Getting to know trend reversals and trading them
Among market players, there is a saying: "Trend is your friend". However, it is no secret that Forex in particular demonstrates a bullish/bearish trend for a third of all trading time only. But what do you do for the rest of the time, when the trend is reversing, or when is subsides so quickly that you have no time to identify and enter it? In these or many other cases, the skill of trading trend reversals might be of much help. However, to catch reversals with positive mathematical expectations, you need to work out clear criteria for identifying them. Fortunately, the strategy of trading reversals provides such criteria. It is applicable to timeframes from M1 to MN, on Forex, stock, and futures markets.
A signal to buy by the strategy of anticipated reversals
A signal to buy just a sequence of the following events to happen on the chart:
- a clearly detectable bottom must form;
- the price chart must confidently break through the trendline from below;
- the price chart must drop to the tip of the existing bottom, bouncing off the level where the first bottom ended. When the reversal bounce is over, you can detect by the formed local low whether you should trade long, if the price is still above the bearish trendline and the tip of the first bottom.
An example of a signal to buy:
As you see, under the bearish trendline, there formed a whole support/resistance area based on three bottoms, the middle one of which is breaking through the level of the other two ones, resembling a Head and Shoulders pattern. However, this scheme being reversal, the price pattern formed under the descending trendline, and we needed to wait for the other two conditions to be met before we started buying. And when the price broke through the trendline, bouncing off the set area, this could be interpreted as a full-scale reversal signal, authorizing bearish trade. By the way, please pay special attention to the signal bounce happening simultaneously off the previously broken trendline as off a support level. To make your trading especially efficient, you should be looking for such double bounces.
A signal to sell in Forex, futures, and stock markets
For a signal to sell in the form of a bearish reversal to appear, you need to look for a precise sequence of the following events - then your trading will most likely be profitable:
- a clearly visible top must appear, after which a quite deep correction is inevitably to follow; without both, other events are unlikely to happen;
- after the top forms, the price chart must step over the ascending trendline from above rather confidently;
- after the breakaway of the trendline, the price must rise to the top of the first top and bounce off the level lying there.
An example of a signal to sell:
In this example, the price again bounced off the set area and the ascending trendline, which also acts as a resistance level, and this reverses the trend, as reflected in picture two. Note that when the second reversing top was forming, a bounce off the level of the first peak lasted longer than off the trendline because a small consolidation formed right at the level of the first top. Also note that if such a thing happens to you, do not rush at playing short until the price gets to the tip of the first top and the trendline, if it is broken from below.

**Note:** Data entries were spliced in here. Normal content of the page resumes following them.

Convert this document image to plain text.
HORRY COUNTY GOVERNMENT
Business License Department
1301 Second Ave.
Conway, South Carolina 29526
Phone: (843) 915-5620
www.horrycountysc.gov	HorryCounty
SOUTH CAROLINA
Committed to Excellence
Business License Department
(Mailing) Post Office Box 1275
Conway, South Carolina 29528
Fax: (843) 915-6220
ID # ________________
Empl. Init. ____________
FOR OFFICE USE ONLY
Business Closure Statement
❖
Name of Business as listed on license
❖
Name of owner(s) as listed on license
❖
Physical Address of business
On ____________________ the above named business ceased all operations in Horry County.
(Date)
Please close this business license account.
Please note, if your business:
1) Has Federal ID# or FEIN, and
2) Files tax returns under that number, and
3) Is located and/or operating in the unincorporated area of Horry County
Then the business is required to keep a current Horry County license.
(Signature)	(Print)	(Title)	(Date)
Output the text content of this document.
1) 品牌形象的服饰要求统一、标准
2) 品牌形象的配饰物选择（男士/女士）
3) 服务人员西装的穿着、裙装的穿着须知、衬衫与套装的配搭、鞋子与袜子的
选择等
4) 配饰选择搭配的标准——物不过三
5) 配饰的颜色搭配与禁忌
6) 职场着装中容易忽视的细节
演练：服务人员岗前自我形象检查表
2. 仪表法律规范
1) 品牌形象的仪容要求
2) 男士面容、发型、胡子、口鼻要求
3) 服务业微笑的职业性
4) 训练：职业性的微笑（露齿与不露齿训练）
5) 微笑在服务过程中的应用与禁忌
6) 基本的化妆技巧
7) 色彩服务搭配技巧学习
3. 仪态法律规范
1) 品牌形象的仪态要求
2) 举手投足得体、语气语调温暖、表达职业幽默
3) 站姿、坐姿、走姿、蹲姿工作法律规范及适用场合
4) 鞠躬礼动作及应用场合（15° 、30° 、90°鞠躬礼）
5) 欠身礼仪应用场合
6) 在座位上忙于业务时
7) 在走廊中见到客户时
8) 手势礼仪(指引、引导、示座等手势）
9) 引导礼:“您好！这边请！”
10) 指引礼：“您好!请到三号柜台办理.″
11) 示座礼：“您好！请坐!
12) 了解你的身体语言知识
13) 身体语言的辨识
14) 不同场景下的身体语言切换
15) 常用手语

Stop Loss and Take Profit in trading reversals
Sure, Stop Losses are placed above the bounce-off top when selling and below the bounce-off bottom when buying. However, if the tip of the reversal bottom (as in the example of a signal to buy) is above the tip of the first bottom, you must insure your capital by placing an SL under the lowest of the bottoms. In the example of a bearish reversal, the situation did not repeat, but if your bounce-off top turns out to be lower than the first one, do place a Stop Loss above the highest of all tops.
Personally, I recommend placing a Take Profit when trading by this strategy. You never know how far the price will go even if you catch a reversal very luckily. Of course, you should trail the position by transferring the Stop Loss after newly emerging extremes. However, I do not think that this alone is enough because quite often, the price might go in the required direction after the reversal and then get stuck in a wide flat or reverse again - against you this time. Where to place a TP is up to you; practice shows that trading reversals can easily give a profit-to-risk ratio of 3-5 to 1. Of course, you can get into such a lengthy and calm trend that after trading a reversal with a fixed TP you will be lamenting your missed profit. Anyway, this is up to you: you either take your large profit more often or make small profits but be able to catch large trends.
Money management when trading reversals in Forex, futures, and stock markets
To those who prefer trading a fixed lot I say that this is a good method for this strategy because it means rather low tick risks. However, do not forger changing the lot siz3 depending on the size of your deposit, thus decreasing risks proportionally after losses and increasing them after profits.
But personally, I recommend risking a fixed percentage of the deposit, revised after each trade. I suppose that for trading reversals, this is more logical because such trade is risky as it is which means you have little chance to know in advance which entry will work and which one will not. Moreover, tick risks are not so small for trading a fixed lot to be more attractive than risking a share of the deposit. Note that in trading reversals you should not risk more than 2% of the deposit regardless of the money management method you choose.
To sum up, I want to add that when you scan the horizon for reversals, there happen plenty of hybrid situations when the price breaks through the trendline - and bounces off it and off some other level, even a support/resistance one, simultaneously bouncing off the trendline on the other side. Such cases can also be used for trading reversals but no more than once in one trading situation. If it does not work once, this means you can get mistaken many more times until a real reversal happens. Hence, try to use classical situation of this strategy as they give more chances for success.